S'agissant du volet financement, l'ANR bénéficie désormais, grâce à la LPR, de financements accrus ; elle a su s'inscrire dans le paysage de la recherche française. Elle finance déjà 24 % des projets présentés, et a un objectif d'environ un tiers pour 2024. On ne peut que suggérer que le travail entrepris, qui consiste à regrouper les types de financement variés – caritatifs, publics et hospitaliers – soit poursuivi et amplifié, puis rendu accessible sous forme d'un guichet unique multiportail, en simplifiant et uniformisant les modes de candidatures comme ceux d'évaluation.

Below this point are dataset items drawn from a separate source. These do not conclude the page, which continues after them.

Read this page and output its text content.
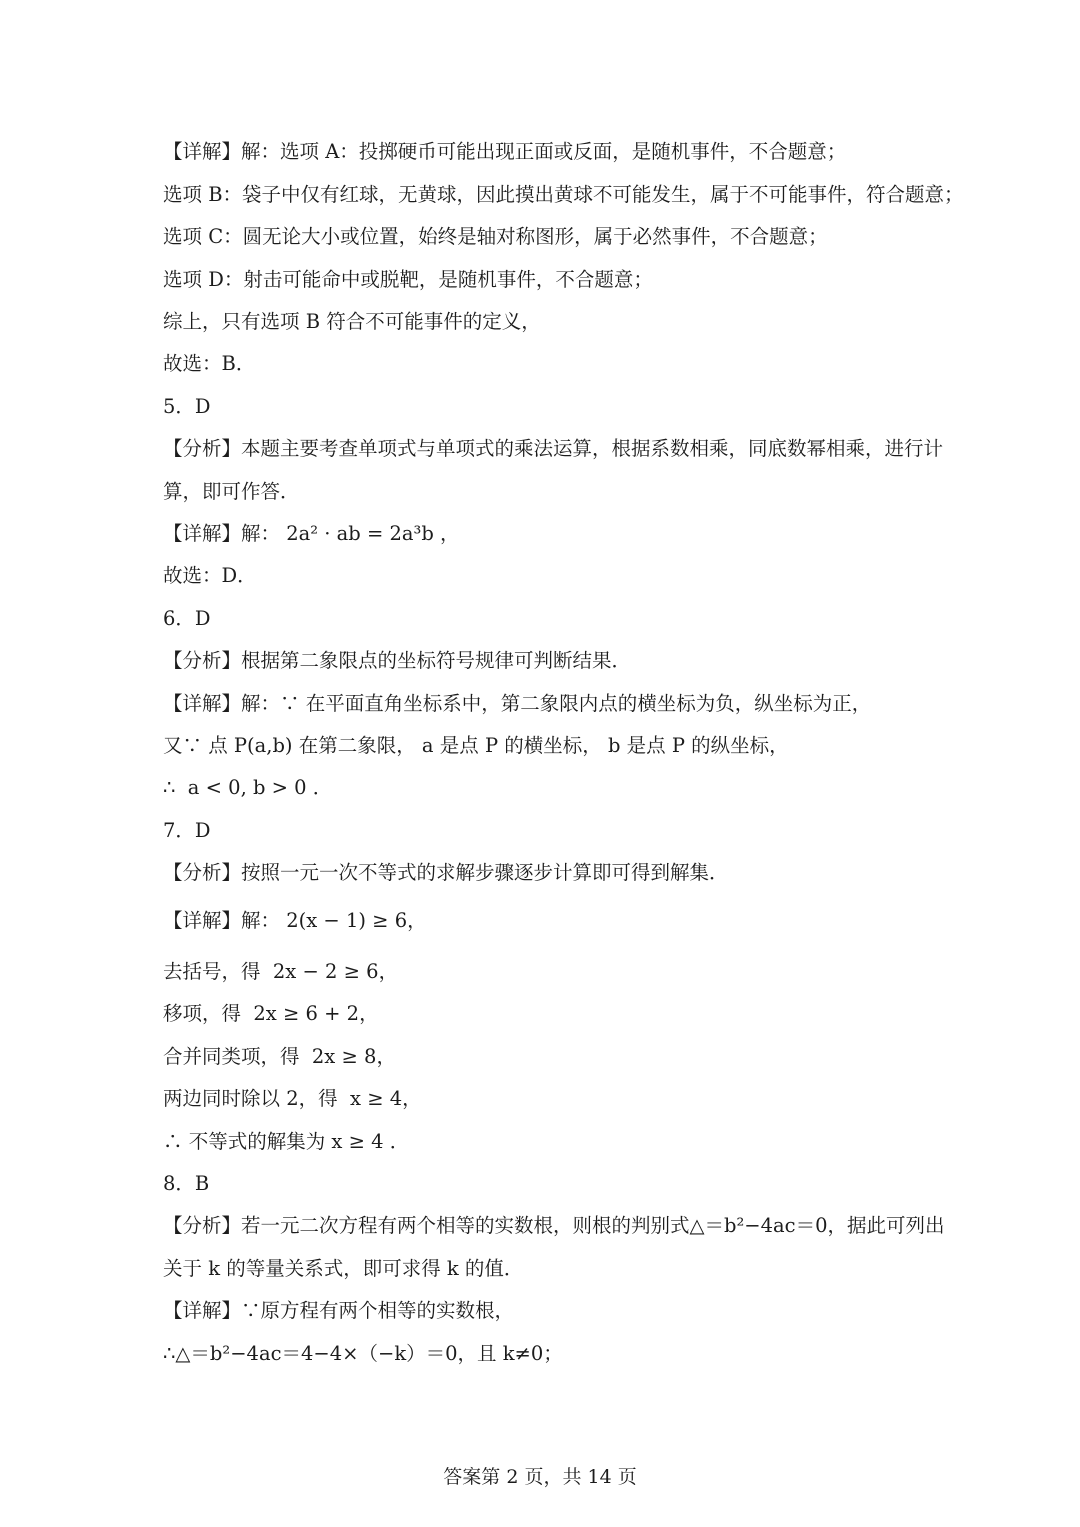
【详解】解：选项 A：投掷硬币可能出现正面或反面，是随机事件，不合题意；
选项 B：袋子中仅有红球，无黄球，因此摸出黄球不可能发生，属于不可能事件，符合题意；
选项 C：圆无论大小或位置，始终是轴对称图形，属于必然事件，不合题意；
选项 D：射击可能命中或脱靶，是随机事件，不合题意；
综上，只有选项 B 符合不可能事件的定义，
故选：B．
5．D
【分析】本题主要考查单项式与单项式的乘法运算，根据系数相乘，同底数幂相乘，进行计
算，即可作答．
【详解】解： 2a² · ab = 2a³b ，
故选：D．
6．D
【分析】根据第二象限点的坐标符号规律可判断结果．
【详解】解：∵ 在平面直角坐标系中，第二象限内点的横坐标为负，纵坐标为正，
又∵ 点 P(a,b) 在第二象限， a 是点 P 的横坐标， b 是点 P 的纵坐标，
∴  a < 0, b > 0 ．
7．D
【分析】按照一元一次不等式的求解步骤逐步计算即可得到解集．
【详解】解： 2(x − 1) ≥ 6，
去括号，得  2x − 2 ≥ 6，
移项，得  2x ≥ 6 + 2，
合并同类项，得  2x ≥ 8，
两边同时除以 2，得  x ≥ 4，
∴ 不等式的解集为 x ≥ 4 ．
8．B
【分析】若一元二次方程有两个相等的实数根，则根的判别式△＝b²−4ac＝0，据此可列出
关于 k 的等量关系式，即可求得 k 的值．
【详解】∵原方程有两个相等的实数根，
∴△＝b²−4ac＝4−4×（−k）＝0，且 k≠0；
答案第 2 页，共 14 页
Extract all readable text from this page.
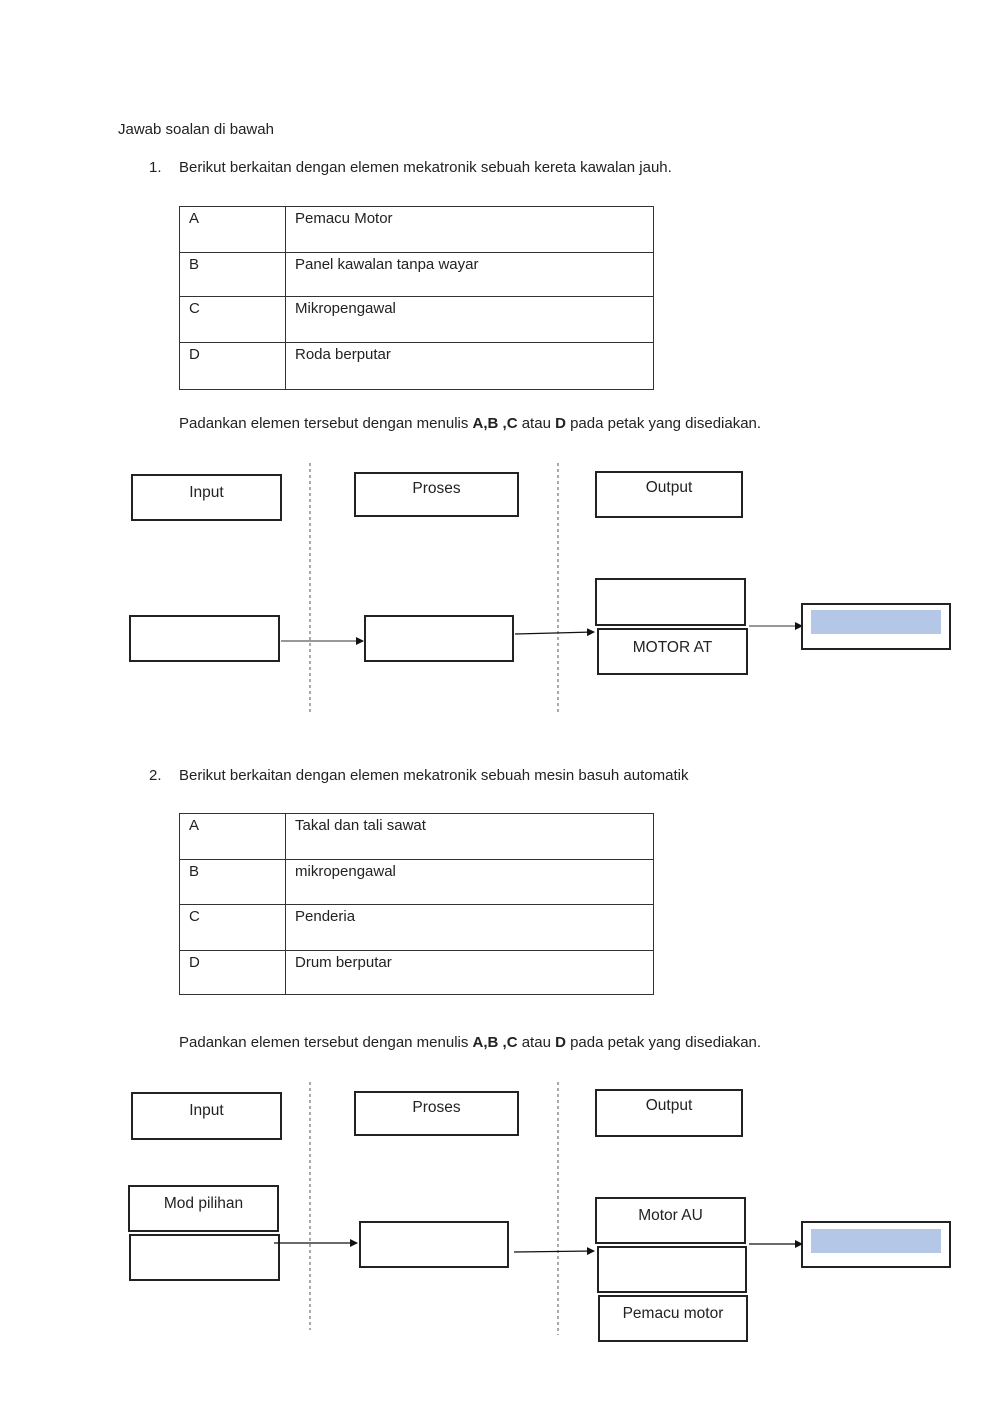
Jawab soalan di bawah
1. Berikut berkaitan dengan elemen mekatronik sebuah kereta kawalan jauh.
A	Pemacu Motor
B	Panel kawalan tanpa wayar
C	Mikropengawal
D	Roda berputar
Padankan elemen tersebut dengan menulis A,B ,C atau D pada petak yang disediakan.
Input	Proses	Output
MOTOR AT
2. Berikut berkaitan dengan elemen mekatronik sebuah mesin basuh automatik
A	Takal dan tali sawat
B	mikropengawal
C	Penderia
D	Drum berputar
Padankan elemen tersebut dengan menulis A,B ,C atau D pada petak yang disediakan.
Input	Proses	Output
Mod pilihan
Motor AU
Pemacu motor
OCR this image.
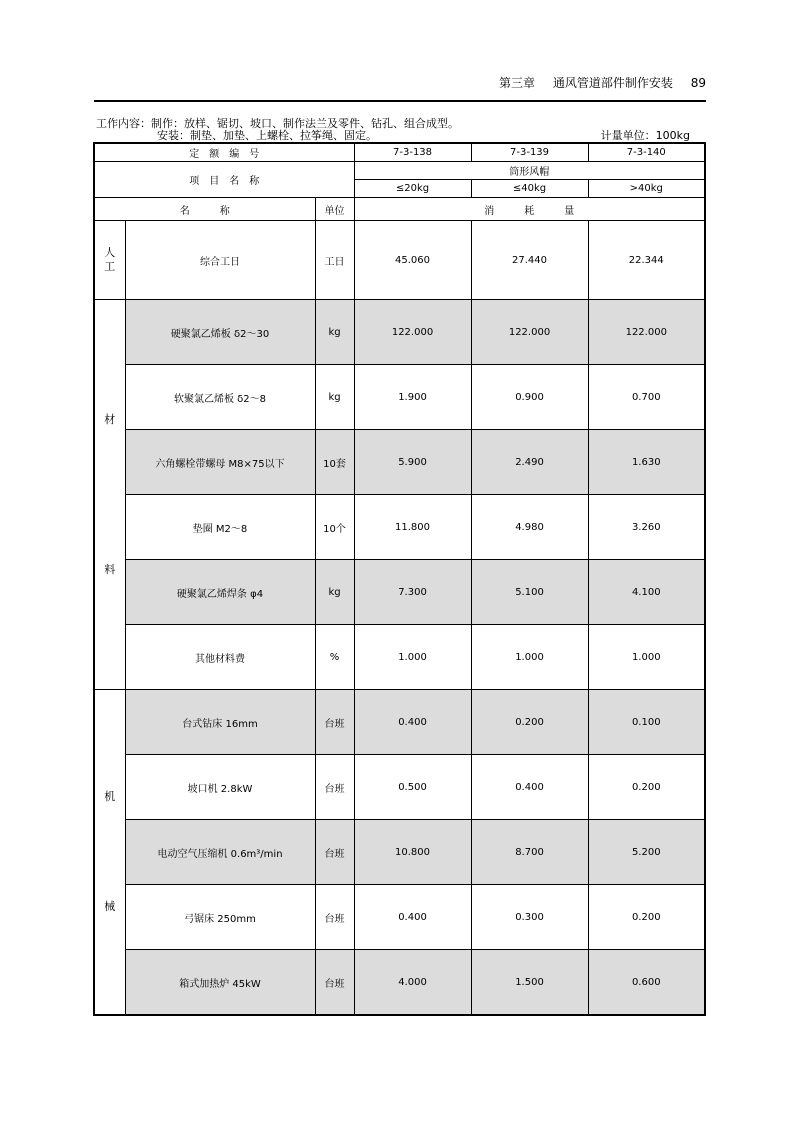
第三章 通风管道部件制作安装 89
工作内容：制作：放样、锯切、坡口、制作法兰及零件、钻孔、组合成型。
安装：制垫、加垫、上螺栓、拉筝绳、固定。	计量单位：100kg
定　额　编　号			7-3-138	7-3-139	7-3-140
项　目　名　称			筒形风帽		
			≤20kg	≤40kg	>40kg
名　　　称		单位	消　　　耗　　　量		

人
工	综合工日	工日	45.060	27.440	22.344

材
料	硬聚氯乙烯板 δ2～30	kg	122.000	122.000	122.000
	软聚氯乙烯板 δ2～8	kg	1.900	0.900	0.700
	六角螺栓带螺母 M8×75以下	10套	5.900	2.490	1.630
	垫圈 M2～8	10个	11.800	4.980	3.260
	硬聚氯乙烯焊条 φ4	kg	7.300	5.100	4.100
	其他材料费	%	1.000	1.000	1.000

机
械	台式钻床 16mm	台班	0.400	0.200	0.100
	坡口机 2.8kW	台班	0.500	0.400	0.200
	电动空气压缩机 0.6m³/min	台班	10.800	8.700	5.200
	弓锯床 250mm	台班	0.400	0.300	0.200
	箱式加热炉 45kW	台班	4.000	1.500	0.600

Concernant la valorisation-transfert des résultats et des produits issus de la recherche, il existe des systèmes propres à chaque établissement impliqué dans la recherche en biologie santé, complétés par des sociétés d'accélération et de transfert de technologies (SATT) créées par le premier plan d'investissement d'avenir, dans chaque région scientifique française. On note la faiblesse de coordination de ces différentes structures dans certains territoires. Les pôles universitaires d'innovation (PUI), très récemment mis en place, pourraient former des sites d'animation, de formation et de coordination territoriaux de ces différents acteurs, pour permettre une meilleure définition et distribution des rôles de chacun, pour la détection de projets innovants, leur validation, leur prématuration et leur maturation. Il est à noter que certains établissements, tels que l'Institut Curie ou certains IHU – Institut Imagine, Institut du cerveau ICM –, ont déjà su simplifier ces procédures et peuvent être utilisés comme modèles.